The Department of Justice portion of UNMIK is responsible for prosecuting crimes within its mandate. UNMIK regulations mean that DOJ can essentially prosecute any crime it feels fit to prosecute. However, in practice, international prosecutors usually take over the most serious of cases or those cases that, for one reason or the other, the municipal prosecutor’s office does not want or is not willing to handle.
The interesting issue about Kosovo is that both the judges and the prosecutors are part of the same Department of Justice. The problem with this is the appearance of impropriety, bias, and lack of independence. And, if there is an appearance of impropriety, then the legitimacy of the system comes into question. The appearence of impropriety is just as important to curb as impropriety itself.
The judges and prosecution — although they work on cases together — are traditionally separate entities. The judges make rulings and ensure the case runs smoothly. Prosecutors, on the other hand, are charged with initiating investigations and choosing which defendants to take to trial.
But when judges and the prosecution are part of the same department — which is run by Acting Director Robert Dean — it reeks that someone is cooking the books, even when no books are being cooked. It’s like having the police in the same department as the prosecution. Police and prosecutors work together on cases, but they each have their independence from one another for critical reasons.
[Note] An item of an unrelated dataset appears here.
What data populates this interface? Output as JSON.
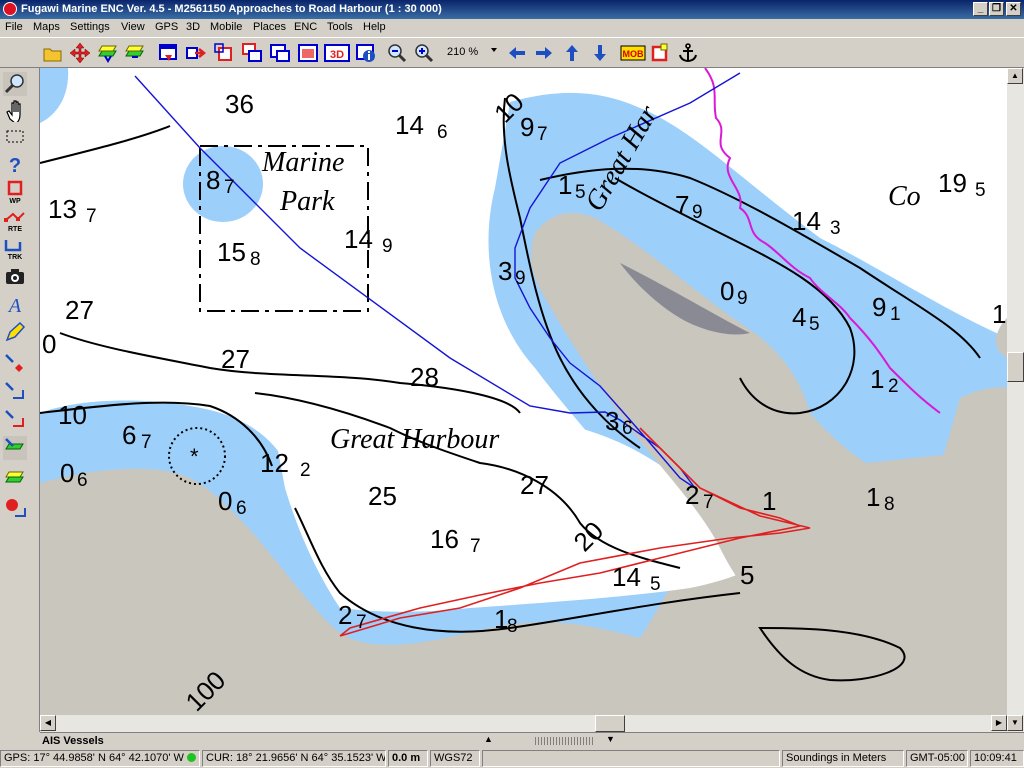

In a recent article in Newsweek, Julie Chadbourne of the Norwegian Helsinki Committee was quoted as saying, “Prosecutors work in the same offices as judges” in Kosovo. Physically, prosecutors and judges do not work in the same office . . . they are in separate buildings. But the point that Chadbourne makes is essentially correct. If judges and prosecutors are working in the same department, then how can we be sure that they are doing their jobs independently and without collusion?